To find the answers to these questions, we can use the equations of motion for free fall.
(a) To find the time the student is in the air, we can use the equation:
h = (1/2) * g * t^2
where h is the height, g is the acceleration due to gravity (approximately 9.8 m/s^2), and t is the time. Rearranging the equation, we get:
t = sqrt(2h/g)
Substituting the given height h = 0.85 meters and the value of g, we can calculate the time the student is in the air.
(b) To find the time the student is within 0.10 meters of the top of the jump, we need to calculate the time it takes for the student to go from 0.85 meters to 0.75 meters (0.85 - 0.10). Using the same equation as before, we substitute h = 0.10 meters and solve for t.
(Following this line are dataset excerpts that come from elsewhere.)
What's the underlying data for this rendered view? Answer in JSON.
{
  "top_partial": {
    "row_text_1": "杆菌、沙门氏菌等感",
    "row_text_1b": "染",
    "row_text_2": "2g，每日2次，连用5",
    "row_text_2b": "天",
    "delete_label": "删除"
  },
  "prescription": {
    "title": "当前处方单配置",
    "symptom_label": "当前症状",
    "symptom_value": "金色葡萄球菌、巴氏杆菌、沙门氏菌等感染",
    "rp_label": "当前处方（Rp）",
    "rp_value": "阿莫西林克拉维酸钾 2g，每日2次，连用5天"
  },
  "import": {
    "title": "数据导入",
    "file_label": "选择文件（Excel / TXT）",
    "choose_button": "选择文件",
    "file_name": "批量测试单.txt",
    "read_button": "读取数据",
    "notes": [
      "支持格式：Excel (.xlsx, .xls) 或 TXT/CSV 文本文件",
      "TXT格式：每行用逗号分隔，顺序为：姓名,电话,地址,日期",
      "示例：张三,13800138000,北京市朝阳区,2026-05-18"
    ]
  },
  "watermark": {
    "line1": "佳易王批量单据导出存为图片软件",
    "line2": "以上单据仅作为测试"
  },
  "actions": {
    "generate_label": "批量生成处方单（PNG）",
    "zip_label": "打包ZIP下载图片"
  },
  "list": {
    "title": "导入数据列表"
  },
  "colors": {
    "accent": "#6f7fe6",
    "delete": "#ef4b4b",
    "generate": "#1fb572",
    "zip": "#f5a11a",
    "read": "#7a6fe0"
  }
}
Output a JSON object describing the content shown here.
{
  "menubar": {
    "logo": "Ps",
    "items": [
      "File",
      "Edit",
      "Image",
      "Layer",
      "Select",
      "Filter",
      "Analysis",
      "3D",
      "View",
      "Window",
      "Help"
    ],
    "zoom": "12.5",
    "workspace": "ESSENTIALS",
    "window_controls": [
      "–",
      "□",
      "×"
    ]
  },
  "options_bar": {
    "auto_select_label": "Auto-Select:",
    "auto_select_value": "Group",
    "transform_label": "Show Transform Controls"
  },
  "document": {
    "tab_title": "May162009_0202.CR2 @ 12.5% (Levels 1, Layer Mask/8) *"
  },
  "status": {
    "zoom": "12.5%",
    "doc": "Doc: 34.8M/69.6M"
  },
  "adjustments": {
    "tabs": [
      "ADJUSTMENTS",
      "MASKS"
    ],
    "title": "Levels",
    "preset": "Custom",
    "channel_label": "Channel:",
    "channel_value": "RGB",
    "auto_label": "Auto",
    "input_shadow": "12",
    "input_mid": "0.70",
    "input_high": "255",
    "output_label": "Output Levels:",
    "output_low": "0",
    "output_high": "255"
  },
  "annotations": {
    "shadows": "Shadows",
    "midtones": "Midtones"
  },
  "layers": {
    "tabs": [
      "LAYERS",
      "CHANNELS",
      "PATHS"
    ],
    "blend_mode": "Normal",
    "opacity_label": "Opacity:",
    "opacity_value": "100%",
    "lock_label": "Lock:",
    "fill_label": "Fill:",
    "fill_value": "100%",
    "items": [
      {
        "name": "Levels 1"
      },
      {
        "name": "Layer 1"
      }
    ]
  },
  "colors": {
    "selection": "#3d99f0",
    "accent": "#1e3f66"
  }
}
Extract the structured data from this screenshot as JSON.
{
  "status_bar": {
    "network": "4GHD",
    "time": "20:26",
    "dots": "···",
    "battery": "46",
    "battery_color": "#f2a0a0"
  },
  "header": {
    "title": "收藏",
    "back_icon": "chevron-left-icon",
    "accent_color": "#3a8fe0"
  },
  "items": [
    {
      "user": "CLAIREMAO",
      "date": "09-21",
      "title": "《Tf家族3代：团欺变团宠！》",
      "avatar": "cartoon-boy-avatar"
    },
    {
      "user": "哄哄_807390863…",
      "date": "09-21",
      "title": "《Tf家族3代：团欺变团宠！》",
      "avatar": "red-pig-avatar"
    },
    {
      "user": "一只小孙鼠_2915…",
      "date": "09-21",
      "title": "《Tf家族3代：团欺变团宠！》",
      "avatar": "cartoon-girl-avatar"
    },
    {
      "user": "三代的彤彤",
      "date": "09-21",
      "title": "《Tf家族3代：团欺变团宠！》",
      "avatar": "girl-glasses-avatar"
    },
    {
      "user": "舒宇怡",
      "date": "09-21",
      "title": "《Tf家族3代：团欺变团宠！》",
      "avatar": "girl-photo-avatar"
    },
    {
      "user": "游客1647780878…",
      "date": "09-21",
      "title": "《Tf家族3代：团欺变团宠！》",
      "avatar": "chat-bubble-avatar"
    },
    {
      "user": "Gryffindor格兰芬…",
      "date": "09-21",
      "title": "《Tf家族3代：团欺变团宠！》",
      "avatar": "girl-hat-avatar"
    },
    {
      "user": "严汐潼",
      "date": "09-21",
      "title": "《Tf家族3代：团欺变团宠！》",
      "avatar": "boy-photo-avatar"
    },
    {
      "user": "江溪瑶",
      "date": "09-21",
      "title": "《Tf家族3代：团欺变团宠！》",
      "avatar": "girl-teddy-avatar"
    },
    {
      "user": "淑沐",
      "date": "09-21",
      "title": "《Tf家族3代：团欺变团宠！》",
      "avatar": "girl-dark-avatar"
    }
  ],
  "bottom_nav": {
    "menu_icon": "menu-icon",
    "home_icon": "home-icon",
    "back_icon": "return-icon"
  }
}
(c) To find the fraction of time the student is in the top 0.10 meters of the jump, we can calculate the ratio of the time the student is within 0.10 meters of the top of the jump (from part b) to the total time in the air (from part a).
Now, you can plug in the values into the equations and calculate the answers.